Banks cannot afford to be trapped by unstructured data. Businesses may be spending record amounts of money on cybersecurity to protect the digital transformation that has accelerated so rapidly over the past year, but it’s a wasted effort if the most pressing threats like unstructured data don’t. are not properly processed. And these threats are evolving in new and sophisticated ways – last year, fake audio and video content ranked among the top 20 ways criminals use AI.
Securing unstructured data with identity
Organizations must maximize the visibility of vulnerabilities. For this, it is essential to prioritize the access rights of users to all data – structured and unstructured. Our research found that this is not currently the case, with a third of companies not having real-time alerts when unauthorized access occurs in unstructured data, and a quarter of companies not having real-time alerts. no regular reviews of user access privileges. Without visibility into who has access to what and when, hackers could operate undetected.
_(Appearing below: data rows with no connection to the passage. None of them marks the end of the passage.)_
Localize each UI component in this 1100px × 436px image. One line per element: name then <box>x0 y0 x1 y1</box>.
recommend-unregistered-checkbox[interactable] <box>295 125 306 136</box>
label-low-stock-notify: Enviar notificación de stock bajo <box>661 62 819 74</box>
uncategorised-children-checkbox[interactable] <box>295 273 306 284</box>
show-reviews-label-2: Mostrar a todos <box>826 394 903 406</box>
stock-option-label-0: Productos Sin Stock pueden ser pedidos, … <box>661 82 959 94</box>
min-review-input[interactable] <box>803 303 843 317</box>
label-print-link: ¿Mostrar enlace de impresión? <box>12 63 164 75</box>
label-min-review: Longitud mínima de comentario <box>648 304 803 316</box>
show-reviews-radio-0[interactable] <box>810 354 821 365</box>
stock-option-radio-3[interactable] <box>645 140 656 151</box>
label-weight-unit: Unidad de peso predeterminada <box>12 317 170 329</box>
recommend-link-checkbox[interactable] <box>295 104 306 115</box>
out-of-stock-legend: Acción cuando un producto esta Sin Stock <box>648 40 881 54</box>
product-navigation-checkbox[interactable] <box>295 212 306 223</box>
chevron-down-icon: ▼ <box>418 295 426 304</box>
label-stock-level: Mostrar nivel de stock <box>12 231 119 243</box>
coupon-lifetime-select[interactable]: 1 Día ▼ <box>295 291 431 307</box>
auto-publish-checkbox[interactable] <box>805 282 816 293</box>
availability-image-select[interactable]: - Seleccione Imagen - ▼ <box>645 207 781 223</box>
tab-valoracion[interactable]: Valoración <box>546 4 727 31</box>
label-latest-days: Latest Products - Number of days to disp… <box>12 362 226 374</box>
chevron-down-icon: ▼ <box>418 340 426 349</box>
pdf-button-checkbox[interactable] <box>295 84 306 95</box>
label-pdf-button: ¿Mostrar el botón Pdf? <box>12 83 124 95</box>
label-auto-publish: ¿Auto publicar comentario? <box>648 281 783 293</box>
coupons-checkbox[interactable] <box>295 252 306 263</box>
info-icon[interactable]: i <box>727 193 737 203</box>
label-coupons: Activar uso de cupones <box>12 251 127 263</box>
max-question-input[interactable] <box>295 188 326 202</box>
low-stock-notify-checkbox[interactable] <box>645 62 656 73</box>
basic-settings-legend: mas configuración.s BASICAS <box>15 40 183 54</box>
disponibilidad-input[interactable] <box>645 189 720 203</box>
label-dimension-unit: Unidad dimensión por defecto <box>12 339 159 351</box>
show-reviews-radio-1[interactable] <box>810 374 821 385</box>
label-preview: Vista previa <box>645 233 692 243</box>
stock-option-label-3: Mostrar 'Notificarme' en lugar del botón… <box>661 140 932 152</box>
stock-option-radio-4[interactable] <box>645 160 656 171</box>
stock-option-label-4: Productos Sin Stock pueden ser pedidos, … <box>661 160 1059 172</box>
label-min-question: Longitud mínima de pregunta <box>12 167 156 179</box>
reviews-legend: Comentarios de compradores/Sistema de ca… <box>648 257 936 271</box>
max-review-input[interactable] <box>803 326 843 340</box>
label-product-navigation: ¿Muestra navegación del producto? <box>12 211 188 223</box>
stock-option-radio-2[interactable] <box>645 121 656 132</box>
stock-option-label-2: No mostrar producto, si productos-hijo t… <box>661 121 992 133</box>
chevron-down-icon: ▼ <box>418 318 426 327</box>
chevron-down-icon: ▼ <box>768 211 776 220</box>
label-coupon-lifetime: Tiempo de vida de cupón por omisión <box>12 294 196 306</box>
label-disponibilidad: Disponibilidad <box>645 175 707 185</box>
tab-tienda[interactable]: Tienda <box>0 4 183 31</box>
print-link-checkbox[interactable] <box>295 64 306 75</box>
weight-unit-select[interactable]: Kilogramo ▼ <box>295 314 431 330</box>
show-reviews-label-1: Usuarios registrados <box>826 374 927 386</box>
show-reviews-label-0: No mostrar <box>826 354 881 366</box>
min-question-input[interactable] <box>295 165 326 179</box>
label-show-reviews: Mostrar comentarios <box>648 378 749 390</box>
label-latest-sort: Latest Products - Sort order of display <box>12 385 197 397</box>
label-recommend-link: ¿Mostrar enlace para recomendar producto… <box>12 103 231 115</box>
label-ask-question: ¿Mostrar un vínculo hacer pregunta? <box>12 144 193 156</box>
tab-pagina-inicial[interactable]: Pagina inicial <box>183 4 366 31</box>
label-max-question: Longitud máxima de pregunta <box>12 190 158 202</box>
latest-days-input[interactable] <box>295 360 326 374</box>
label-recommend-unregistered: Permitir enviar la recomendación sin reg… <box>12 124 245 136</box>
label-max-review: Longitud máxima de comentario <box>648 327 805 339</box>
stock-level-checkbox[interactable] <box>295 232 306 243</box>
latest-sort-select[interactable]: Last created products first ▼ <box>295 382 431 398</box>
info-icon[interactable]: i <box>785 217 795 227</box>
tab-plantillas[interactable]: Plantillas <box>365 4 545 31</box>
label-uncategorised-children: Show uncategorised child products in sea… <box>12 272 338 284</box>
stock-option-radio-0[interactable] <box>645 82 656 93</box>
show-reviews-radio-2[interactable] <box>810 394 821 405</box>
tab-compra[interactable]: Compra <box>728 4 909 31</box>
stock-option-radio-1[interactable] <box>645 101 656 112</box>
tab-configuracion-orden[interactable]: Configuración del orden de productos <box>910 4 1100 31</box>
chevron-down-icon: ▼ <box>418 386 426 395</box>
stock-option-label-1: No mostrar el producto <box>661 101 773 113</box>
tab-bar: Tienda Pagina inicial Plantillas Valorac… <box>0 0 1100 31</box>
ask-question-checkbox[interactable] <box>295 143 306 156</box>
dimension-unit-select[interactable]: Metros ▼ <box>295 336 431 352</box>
To combat this threat, identity security must be extended at the implementation stage to manage data access. This security practice ensures security and compliance – automatically – while providing real-time alerts to the IT team where potential vulnerabilities are located – making them much better equipped to monitor or respond to a breach.
We recently worked with South African financial institution Nedbank to protect unstructured data on file shares and other sites across the organization. This meant replacing disparate legacy systems with an identity platform that routinely automates access reviews. This helps data owners manage secure access to their data – providing a clear picture of where different types of data are located and who among their staff has access to what. With safe and secure access provided to over 33,000 people, Nedbank is now much better equipped to monitor or respond to a breach.
Visibility on all access points
Unstructured customer data will continue to be created as banks rely on the digital customer experience. But it’s crucial that financial institutions recognize and manage risks, prioritizing them in the same way as meeting evolving regulatory requirements. To ensure data protection, banks must have visibility and governance over all potential access points.